CFL @ 16:32

Sab, 19/03/05

Menos 75 000 funcionários públicos
Qualquer aluno de Direito Administrativo estará cansado de ouvir falar nisto. Qualquer português já está farto de ouvir. Há funcionários públicos a mais. Há, pois há. Mas onde é que eles estão quando o sr. António quer ser atendido? Há funcionários públicos a mais. Há, pois há. Mas onde é que eles estão quando o reembolso do IRS só chega em Outubro? Os funcionários públicos a mais estão doentes. Os funcionários públicos a mais estão de férias. Os funcionários públicos a mais estão a trabalhar na Direcção de Finanças a ler revistas e jornais durante todo o dia. Há funcionários públicos a mais. Há, pois há. Há funcionários públicos a mais nas repartições do interior do país. Há funcionários públicos a mais onde não são precisos. Há funcionários públicos a menos onde deviam estar. O peso dos funcionários públicos tem de ser reduzido mas como o Estado não pode mandá-los todos ao Dr. Tallon. Então, em vez de fazer ginástica localizada opta pela anorexia.

Aumento da idade da reforma
Somos um país pobre com uma Segurança Social às portas da morte. O que é preocupante. Então não é que a D. Ermelinda andou a pagar a vida inteira 11% do seu magro rendimento como telefonista e agora a Segurança Social vai morrer antes dela? Então o Estado teve uma ideia: manter a Segurança Social em coma. Vamos liga-la à máquina! Vamos prolongar até não poder mais a vida da nossa querida Segurança Social! A Segurança Social não pode morrer!! A Segurança Social é um direito de todos previsto no art. 63.º da Constituição! O problema vai ser quando a máquina que mantém viva a Segurança Social crashar porque a D. Ermelinda, 89 anos, está no emprego a tentar mandar um e-mail ao chefe. É o que se chama um choque... tecnológico. Só possível porque os velhinhos trabalhadores estão dispostos a aprender todas estas novas e tão chocantes tecnologias.

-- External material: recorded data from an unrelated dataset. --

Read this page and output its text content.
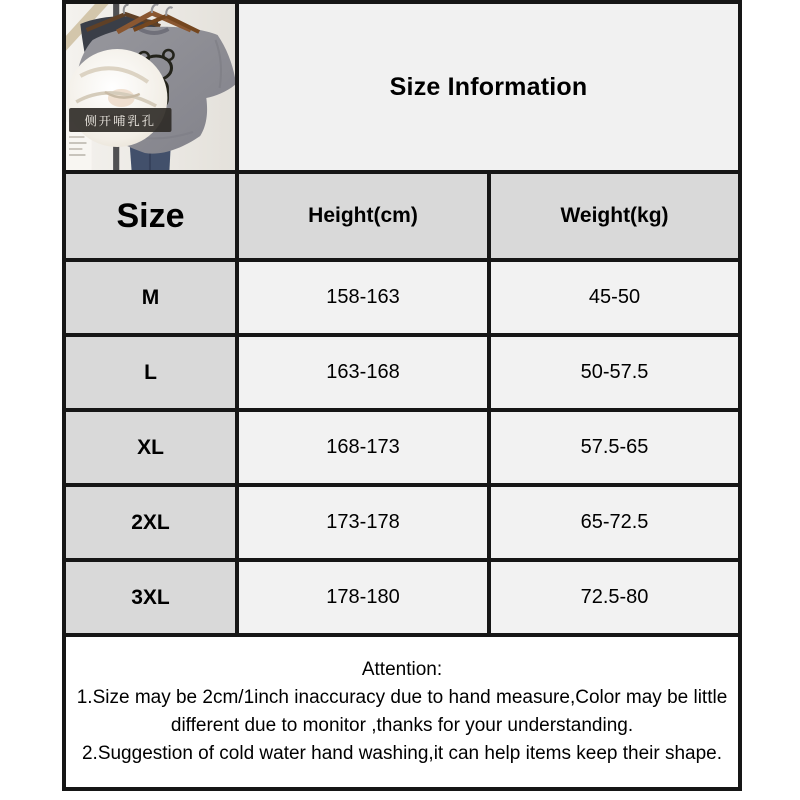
侧开哺乳孔	Size Information	
Size	Height(cm)	Weight(kg)
M	158-163	45-50
L	163-168	50-57.5
XL	168-173	57.5-65
2XL	173-178	65-72.5
3XL	178-180	72.5-80

Attention:
1.Size may be 2cm/1inch inaccuracy due to hand measure,Color may be little different due to monitor ,thanks for your understanding.
2.Suggestion of cold water hand washing,it can help items keep their shape.		
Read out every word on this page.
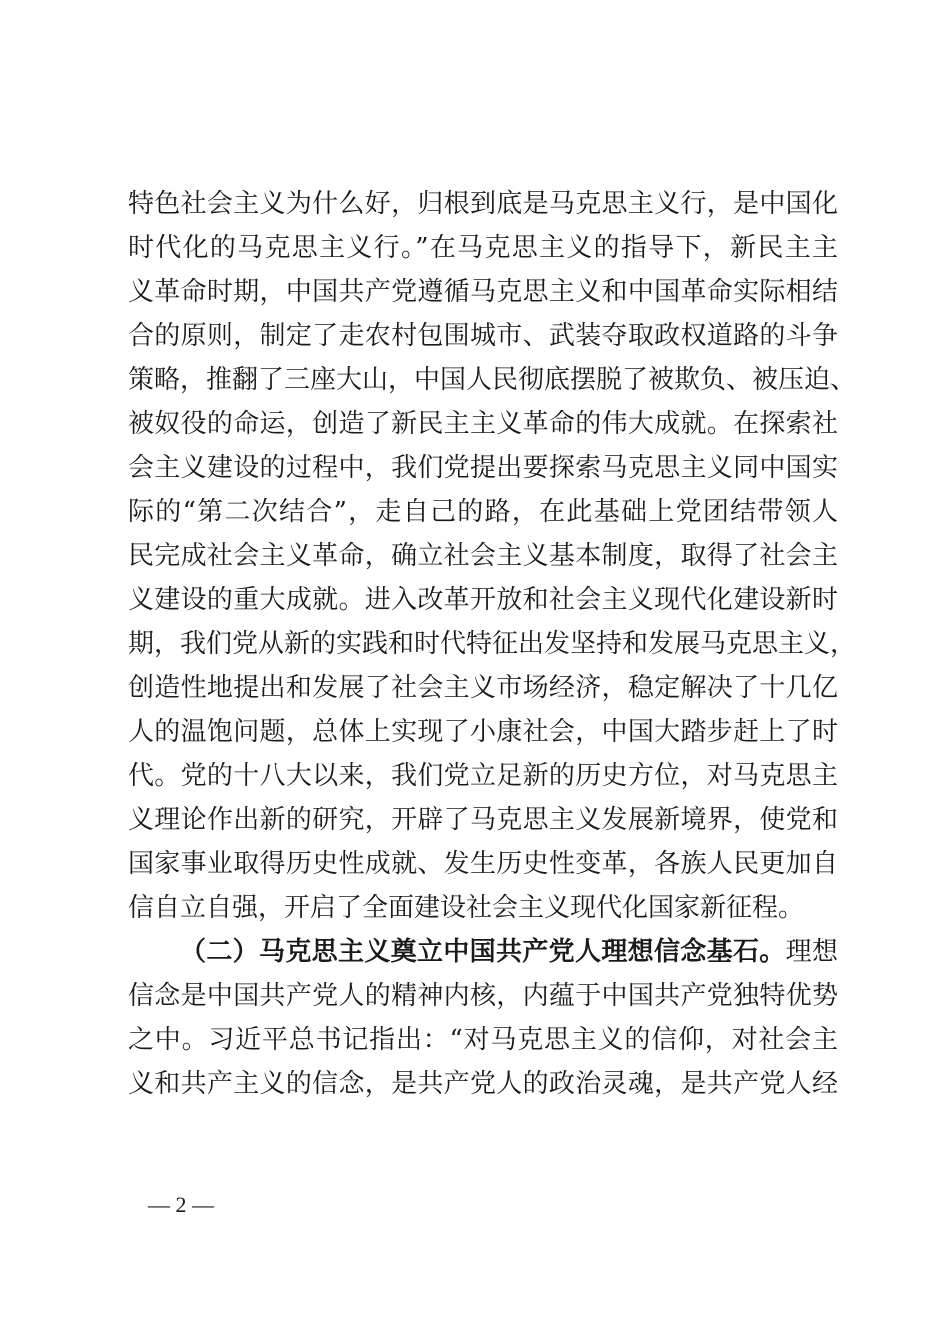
特色社会主义为什么好，归根到底是马克思主义行，是中国化
时代化的马克思主义行。”在马克思主义的指导下，新民主主
义革命时期，中国共产党遵循马克思主义和中国革命实际相结
合的原则，制定了走农村包围城市、武装夺取政权道路的斗争
策略，推翻了三座大山，中国人民彻底摆脱了被欺负、被压迫、
被奴役的命运，创造了新民主主义革命的伟大成就。在探索社
会主义建设的过程中，我们党提出要探索马克思主义同中国实
际的“第二次结合”，走自己的路，在此基础上党团结带领人
民完成社会主义革命，确立社会主义基本制度，取得了社会主
义建设的重大成就。进入改革开放和社会主义现代化建设新时
期，我们党从新的实践和时代特征出发坚持和发展马克思主义，
创造性地提出和发展了社会主义市场经济，稳定解决了十几亿
人的温饱问题，总体上实现了小康社会，中国大踏步赶上了时
代。党的十八大以来，我们党立足新的历史方位，对马克思主
义理论作出新的研究，开辟了马克思主义发展新境界，使党和
国家事业取得历史性成就、发生历史性变革，各族人民更加自
信自立自强，开启了全面建设社会主义现代化国家新征程。
（二）马克思主义奠立中国共产党人理想信念基石。理想
信念是中国共产党人的精神内核，内蕴于中国共产党独特优势
之中。习近平总书记指出：“对马克思主义的信仰，对社会主
义和共产主义的信念，是共产党人的政治灵魂，是共产党人经
— 2 —
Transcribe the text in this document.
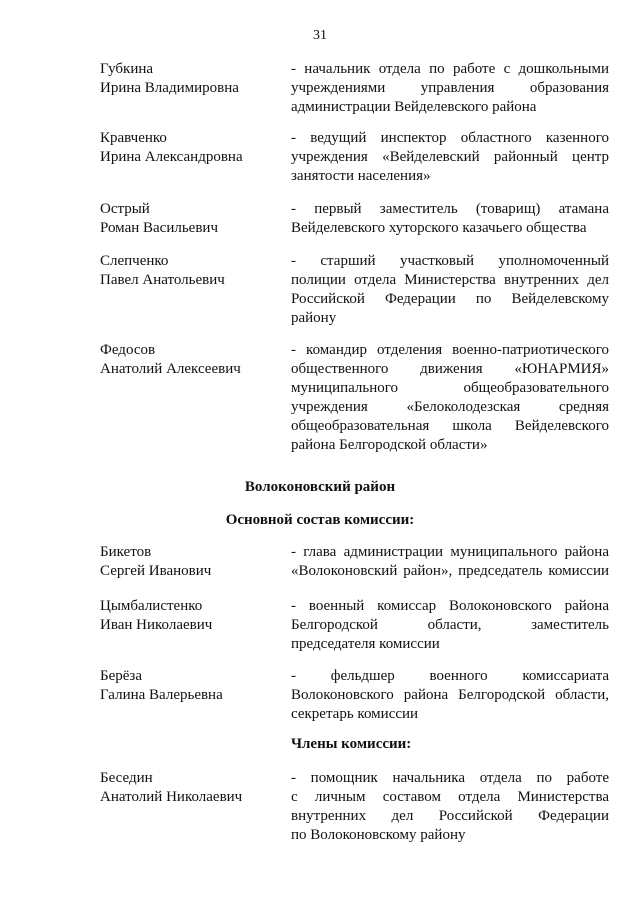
31
Губкина
Ирина Владимировна
- начальник отдела по работе с дошкольными
учреждениями управления образования
администрации Вейделевского района
Кравченко
Ирина Александровна
- ведущий инспектор областного казенного
учреждения «Вейделевский районный центр
занятости населения»
Острый
Роман Васильевич
- первый заместитель (товарищ) атамана
Вейделевского хуторского казачьего общества
Слепченко
Павел Анатольевич
- старший участковый уполномоченный
полиции отдела Министерства внутренних дел
Российской Федерации по Вейделевскому
району
Федосов
Анатолий Алексеевич
- командир отделения военно-патриотического
общественного движения «ЮНАРМИЯ»
муниципального общеобразовательного
учреждения «Белоколодезская средняя
общеобразовательная школа Вейделевского
района Белгородской области»
Волоконовский район
Основной состав комиссии:
Бикетов
Сергей Иванович
- глава администрации муниципального района
«Волоконовский район», председатель комиссии
Цымбалистенко
Иван Николаевич
- военный комиссар Волоконовского района
Белгородской области, заместитель
председателя комиссии
Берёза
Галина Валерьевна
- фельдшер военного комиссариата
Волоконовского района Белгородской области,
секретарь комиссии
Члены комиссии:
Беседин
Анатолий Николаевич
- помощник начальника отдела по работе
с личным составом отдела Министерства
внутренних дел Российской Федерации
по Волоконовскому району
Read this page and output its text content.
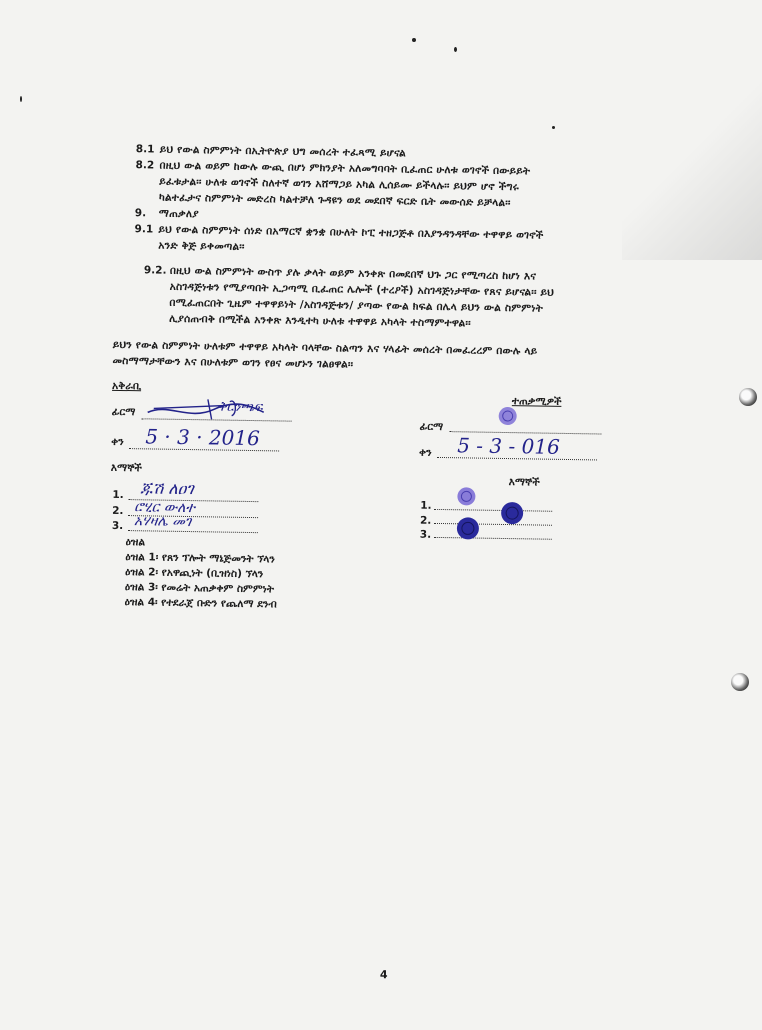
8.1 ይህ የውል ስምምነት በኢትዮጵያ ህግ መሰረት ተፈጻሚ ይሆናል
8.2 በዚህ ውል ወይም ከውሉ ውጪ በሆነ ምክንያት አለመግባባት ቢፈጠር ሁለቱ ወገኖች በውይይት
ይፈቱታል፡፡ ሁለቱ ወገኖች ስለተኛ ወገን አሸማጋይ አካል ሊሰይሙ ይችላሉ፡፡ ይህም ሆኖ ችግሩ
ካልተፈታና ስምምነት መድረስ ካልተቻለ ጉዳዩን ወደ መደበኛ ፍርድ ቤት መውሰድ ይቻላል፡፡
9. ማጠቃለያ
9.1 ይህ የውል ስምምነት ሰነድ በአማርኛ ቋንቋ በሁለት ኮፒ ተዘጋጅቶ በእያንዳንዳቸው ተዋዋይ ወገኖች
አንድ ቅጅ ይቀመጣል፡፡
9.2. በዚህ ውል ስምምነት ውስጥ ያሉ ቃላት ወይም አንቀጽ በመደበኛ ህጉ ጋር የሚጣረስ ከሆነ እና
አስገዳጅነቱን የሚያጣበት ኢጋጣሚ ቢፈጠር ሌሎች (ተረዖች) አስገዳጅነታቸው የጸና ይሆናል፡፡ ይህ
በሚፈጠርበት ጊዜም ተዋዋይነት /አስገዳጅቱን/ ያጣው የውል ክፍል በሌላ ይህን ውል ስምምነት
ሊያሰጠብቅ በሚችል አንቀጽ እንዲተካ ሁለቱ ተዋዋይ አካላት ተስማምተዋል፡፡
ይህን የውል ስምምነት ሁለቱም ተዋዋይ አካላት ባላቸው ስልጣን እና ሃላፊት መሰረት በመፈረረም በውሉ ላይ
መስማማታቸውን እና በሁለቱም ወገን የፀና መሆኑን ገልፀዋል፡፡
አቅራቢ
ፊርማ	ቅርንጫፍ
ቀን 5 · 3 · 2016
እማኞች
1. ጁሽ ለዐገ
2. ሮሂር ውለተ
3. አሃዛሌ መገ
ዕዝል
ዕዝል 1፡ የጸን ፕሎት ማኔጅመንት ኘላን
ዕዝል 2፡ የአዋጪነት (ቢዝነስ) ኘላን
ዕዝል 3፡ የመሬት አጠቃቀም ስምምነት
ዕዝል 4፡ የተደራጀ ቡድን የጨለማ ደንብ
ተጠቃሚዎች
ፊርማ
ቀን 5 - 3 - 016
እማኞች
1.
2.
3.
4
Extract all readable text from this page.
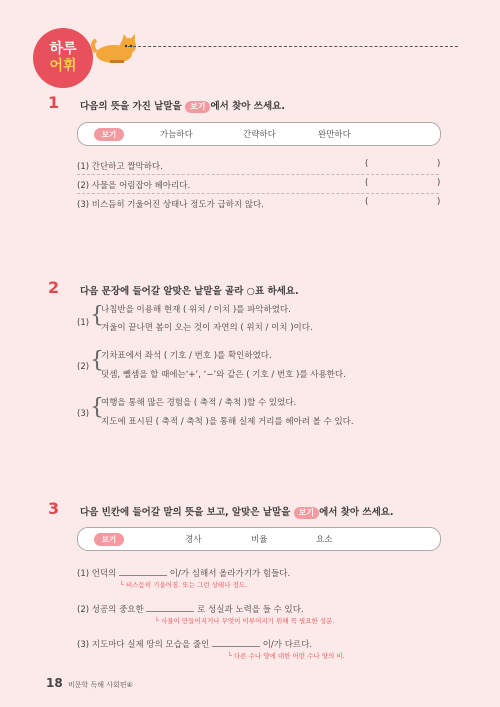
하루
어휘
1 다음의 뜻을 가진 낱말을 보기 에서 찾아 쓰세요.
보기	가늠하다	간략하다	완만하다
(1) 간단하고 짤막하다.	(	)
(2) 사물을 어림잡아 헤아리다.	(	)
(3) 비스듬히 기울어진 상태나 정도가 급하지 않다.	(	)
2 다음 문장에 들어갈 알맞은 낱말을 골라 ○표 하세요.
(1) {
나침반을 이용해 현재 ( 위치 / 이치 )를 파악하였다.
겨울이 끝나면 봄이 오는 것이 자연의 ( 위치 / 이치 )이다.
(2) {
기차표에서 좌석 ( 기호 / 번호 )를 확인하였다.
덧셈, 뺄셈을 할 때에는‘+’, ‘−’와 같은 ( 기호 / 번호 )를 사용한다.
(3) {
여행을 통해 많은 경험을 ( 축적 / 축척 )할 수 있었다.
지도에 표시된 ( 축적 / 축척 )을 통해 실제 거리를 헤아려 볼 수 있다.
3 다음 빈칸에 들어갈 말의 뜻을 보고, 알맞은 낱말을 보기 에서 찾아 쓰세요.
보기	경사	비율	요소
(1) 언덕의	이/가 심해서 올라가기가 힘들다.
└ 비스듬히 기울어짐. 또는 그런 상태나 정도.
(2) 성공의 중요한	로 성실과 노력을 들 수 있다.
└ 사물이 만들어지거나 무엇이 이루어지기 위해 꼭 필요한 성분.
(3) 지도마다 실제 땅의 모습을 줄인	이/가 다르다.
└ 다른 수나 양에 대한 어떤 수나 양의 비.
18 비문학 독해 사회편④
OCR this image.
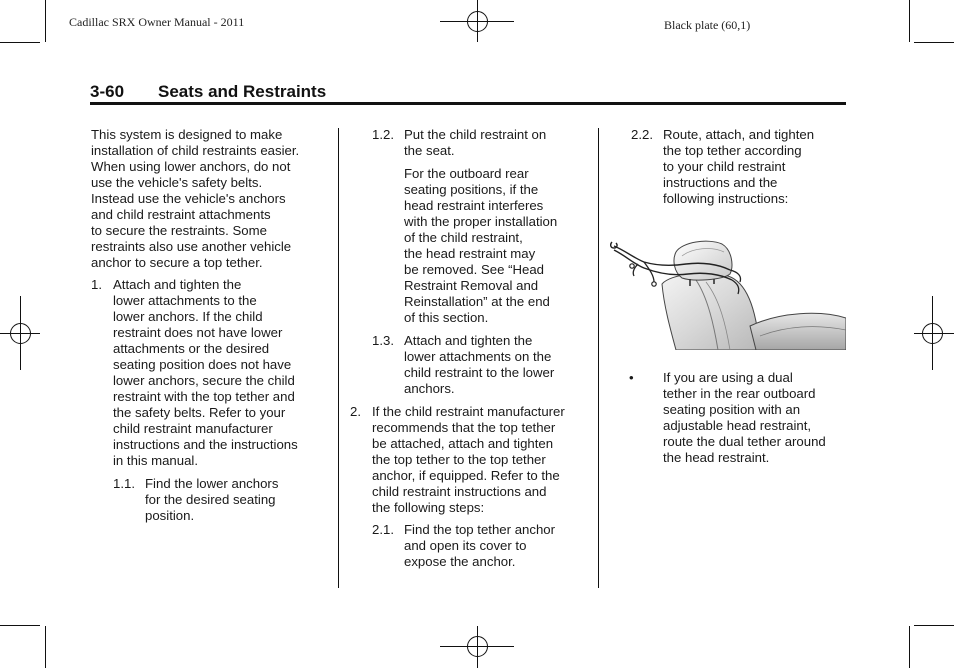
Cadillac SRX Owner Manual - 2011	Black plate (60,1)
3-60 Seats and Restraints

This system is designed to make

installation of child restraints easier.

When using lower anchors, do not

use the vehicle's safety belts.

Instead use the vehicle's anchors

and child restraint attachments

to secure the restraints. Some

restraints also use another vehicle

anchor to secure a top tether.

1. Attach and tighten the

lower attachments to the

lower anchors. If the child

restraint does not have lower

attachments or the desired

seating position does not have

lower anchors, secure the child

restraint with the top tether and

the safety belts. Refer to your

child restraint manufacturer

instructions and the instructions

in this manual.

1.1. Find the lower anchors

for the desired seating

position.

1.2. Put the child restraint on

the seat.

For the outboard rear

seating positions, if the

head restraint interferes

with the proper installation

of the child restraint,

the head restraint may

be removed. See “Head

Restraint Removal and

Reinstallation” at the end

of this section.

1.3. Attach and tighten the

lower attachments on the

child restraint to the lower

anchors.

2. If the child restraint manufacturer

recommends that the top tether

be attached, attach and tighten

the top tether to the top tether

anchor, if equipped. Refer to the

child restraint instructions and

the following steps:

2.1. Find the top tether anchor

and open its cover to

expose the anchor.

2.2. Route, attach, and tighten

the top tether according

to your child restraint

instructions and the

following instructions:

• If you are using a dual

tether in the rear outboard

seating position with an

adjustable head restraint,

route the dual tether around

the head restraint.
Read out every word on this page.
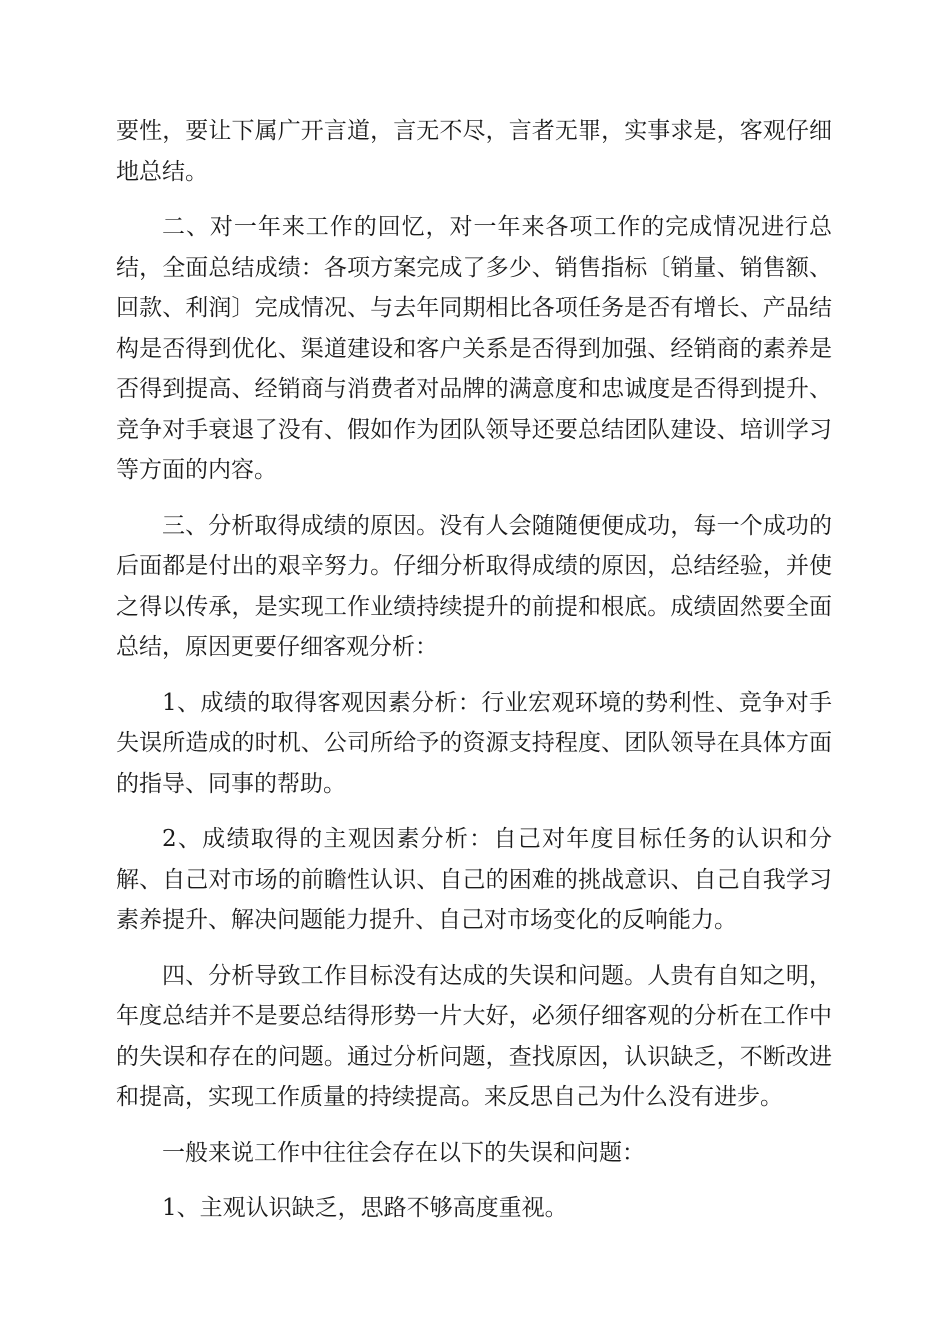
要性，要让下属广开言道，言无不尽，言者无罪，实事求是，客观仔细地总结。

二、对一年来工作的回忆，对一年来各项工作的完成情况进行总结，全面总结成绩：各项方案完成了多少、销售指标〔销量、销售额、回款、利润〕完成情况、与去年同期相比各项任务是否有增长、产品结构是否得到优化、渠道建设和客户关系是否得到加强、经销商的素养是否得到提高、经销商与消费者对品牌的满意度和忠诚度是否得到提升、竞争对手衰退了没有、假如作为团队领导还要总结团队建设、培训学习等方面的内容。

三、分析取得成绩的原因。没有人会随随便便成功，每一个成功的后面都是付出的艰辛努力。仔细分析取得成绩的原因，总结经验，并使之得以传承，是实现工作业绩持续提升的前提和根底。成绩固然要全面总结，原因更要仔细客观分析：

1、成绩的取得客观因素分析：行业宏观环境的势利性、竞争对手失误所造成的时机、公司所给予的资源支持程度、团队领导在具体方面的指导、同事的帮助。

2、成绩取得的主观因素分析：自己对年度目标任务的认识和分解、自己对市场的前瞻性认识、自己的困难的挑战意识、自己自我学习素养提升、解决问题能力提升、自己对市场变化的反响能力。

四、分析导致工作目标没有达成的失误和问题。人贵有自知之明，年度总结并不是要总结得形势一片大好，必须仔细客观的分析在工作中的失误和存在的问题。通过分析问题，查找原因，认识缺乏，不断改进和提高，实现工作质量的持续提高。来反思自己为什么没有进步。

一般来说工作中往往会存在以下的失误和问题：

1、主观认识缺乏，思路不够高度重视。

Medicamentos à venda nos hipermercados
É que os farmacêuticos até nem são técnicos especializados. É que é sempre bom poder ir ao Continente comprar o Antigripine. E também é bom aproveitar aquelas compras para o jantar romântico e comprar a pílula do dia seguinte, não vá o Diabo tecê-las. E se os miúdos de 14 anos podem ir ao Jumbo comprar cinco garrafas de vodka, porque é que não podem ir comprar cinco caixas de Cêgripe e baldarem-se às aulas para passarem uma agradável tarde dopados, em vez de embriagados? Os laboratórios responsáveis é que não vão gostar de ter de gastar tantos euros a mudar as embalagens, porque o "manter fora do alcance das crianças" terá de ser alterado para um "consumir com moderação". Sempre sai mais barato alterar as caixas do que obrigar o Carrefour a instalar corredores especiais, com barreiras electrónicas e seguranças de dois em dois metros para não deixar que os putos saltem a cerca.

E já agora... será que o Lidl não tem por aí uns comprimidos para emagrecer a função pública? Ou até mesmo umas pílulazitas de rejuvenescimento para a sra. Segurança Social?...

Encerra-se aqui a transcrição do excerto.